Fight: the Jim Murray Story

BBC Scotland/iPlayer

****

FOR all the sound and fury in this documentary about the death of young Scottish boxer Jim Murray, the words of the women closest to him, spoken softly as they were, rang loudest.

A mother remembered an exchange with her boy as he left for the fight. “I said good luck, son. He said I’ll be all right mum, I’ll be fine. That was him.” It was to be their final conversation.

A sister, her grief still fathomless 25 years on, recalled a scene in the hospital days later. “We were all asked to switch the machine off together. I think it ended up just my mum and dad because… I couldn’t have done that.”

The film opened with the fight itself. Glasgow was playing host to a British bantamweight championship bout, with Murray the challenger against fellow Scot Drew Docherty.

It was Friday the 13th of October, 1995, and Sky Sports had set themselves up in the grand ballroom of the Hospitality Inn to show the fight live and exclusive across the UK and Europe. The commentator was giving it laldy, as the locals would say, talking of “this proud warrior nation”.

The tone changed quickly as the fight progressed. Murray dropped to the canvas, felled by an earlier blow. We had seen what happened, the headline event, but what was the story behind it? And how, as the film declared at the outset, did this fight change boxing “forever”? This riveting documentary attempted to answer those questions, though it left a few more in their wake.

Murray’s story was a familiar one. The skinny kid from Newmains, Lanarkshire, who used his fists to punch his way through the class ceiling. He liked cars, clothes. He loved his mum and his sister Janie.

As sportswriter Ewing Grahame, a former reporter on The Herald, said: “Boxers by and large come from working class communities. It’s an escape route for a lot of guys but it’s also something that gives them a sense of discipline in their own lives.”

Like the sport it examined, the film was keen to put on a show. Blasts of pop songs studded the story of the early years. It was an unnecessary embellishment, and one of several moments when you wished the filmmakers had opted for a narrator to shape the story.

After contributions from family and friends, the boxing promoter Frank Warren, Gary Jacobs, British and European welterweight champion, and others, the film arrived at the fateful night.

It was set out in unflinching detail: the collapse, the fighting among the boozed-up audience as bottles flew; the MC appealing desperately for the crowd to show some respect; Murray’s family battling their way to the ring, his sister’s dress torn in the fray, her face a mask of terror. In the middle of it all lay 25-year-old Murray, dying.
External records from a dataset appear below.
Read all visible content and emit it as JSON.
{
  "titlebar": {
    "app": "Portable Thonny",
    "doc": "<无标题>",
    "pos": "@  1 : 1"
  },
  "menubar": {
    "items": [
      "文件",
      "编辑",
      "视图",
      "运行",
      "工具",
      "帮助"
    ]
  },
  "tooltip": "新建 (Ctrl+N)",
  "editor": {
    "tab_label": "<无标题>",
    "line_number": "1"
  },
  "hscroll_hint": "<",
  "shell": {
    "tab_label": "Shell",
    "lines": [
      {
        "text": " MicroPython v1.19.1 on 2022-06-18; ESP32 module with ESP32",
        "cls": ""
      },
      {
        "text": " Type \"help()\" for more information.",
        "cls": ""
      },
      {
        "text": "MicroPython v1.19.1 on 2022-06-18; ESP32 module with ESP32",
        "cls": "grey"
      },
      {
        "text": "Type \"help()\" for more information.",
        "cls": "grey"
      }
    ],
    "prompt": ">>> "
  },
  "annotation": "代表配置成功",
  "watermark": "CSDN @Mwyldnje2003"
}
It was shocking and terrible to watch.

The film took a reasonably balanced look at boxing, though with more supporters than doubters. Grahame (who for my money should have been the narrator) said: “There are sports which are as dangerous if not more dangerous and don’t get the negative publicity that boxing attracts. Boxing is an easy target, with two guys hitting each other, as if it was a pub fight which it most certainly was not.” Then you had Docherty’s promoter who said: “How can you defend two men punching one another?”
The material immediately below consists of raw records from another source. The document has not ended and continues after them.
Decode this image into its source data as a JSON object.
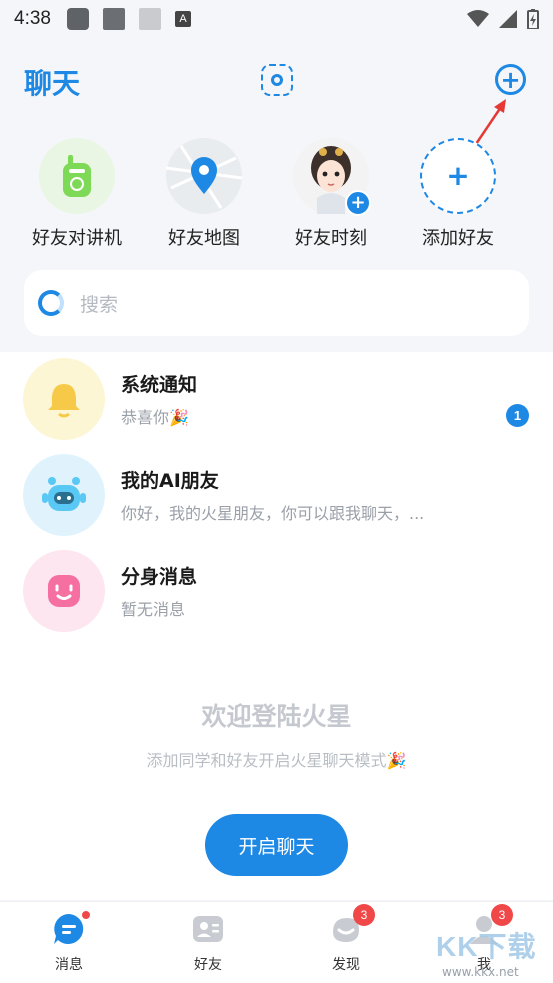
{
  "status_bar": {
    "time": "4:38"
  },
  "header": {
    "title": "聊天"
  },
  "quick_actions": [
    {
      "label": "好友对讲机",
      "icon": "walkie-talkie-icon"
    },
    {
      "label": "好友地图",
      "icon": "map-pin-icon"
    },
    {
      "label": "好友时刻",
      "icon": "avatar-moment-icon"
    },
    {
      "label": "添加好友",
      "icon": "plus-icon"
    }
  ],
  "search": {
    "placeholder": "搜索"
  },
  "messages": [
    {
      "title": "系统通知",
      "subtitle": "恭喜你🎉",
      "badge": "1",
      "icon": "bell-icon"
    },
    {
      "title": "我的AI朋友",
      "subtitle": "你好，我的火星朋友，你可以跟我聊天，...",
      "icon": "robot-icon"
    },
    {
      "title": "分身消息",
      "subtitle": "暂无消息",
      "icon": "smile-icon"
    }
  ],
  "welcome": {
    "title": "欢迎登陆火星",
    "subtitle": "添加同学和好友开启火星聊天模式🎉",
    "button": "开启聊天"
  },
  "bottom_nav": [
    {
      "label": "消息",
      "icon": "chat-icon",
      "dot": true
    },
    {
      "label": "好友",
      "icon": "contacts-icon"
    },
    {
      "label": "发现",
      "icon": "discover-icon",
      "badge": "3"
    },
    {
      "label": "我",
      "icon": "profile-icon",
      "badge": "3"
    }
  ],
  "watermark": {
    "text": "KK下载",
    "url_text": "www.kkx.net"
  },
  "colors": {
    "accent": "#1e88e5",
    "badge_red": "#f04848"
  }
}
There was archive footage of doctors explaining Murray’s catastrophic injuries, but no contemporary medical contribution about the dangers of boxing. Nor was there anything like enough detail about the aftermath.

We were told in a caption that the British Boxing Board of Control brought in increased safety measures including MRI scans. What measures? If they had been present on the night, how would they have helped? Another caption said that since Murray’s death there had been four boxing fatalities in the UK (in contrast to the one a year up to 1995). Again, no more details. Had boxing really been changed “forever”?

As an investigation of boxing, Fight had its flaws. But as a portrait of a fighter, and a family, its compassion will stay long in the mind.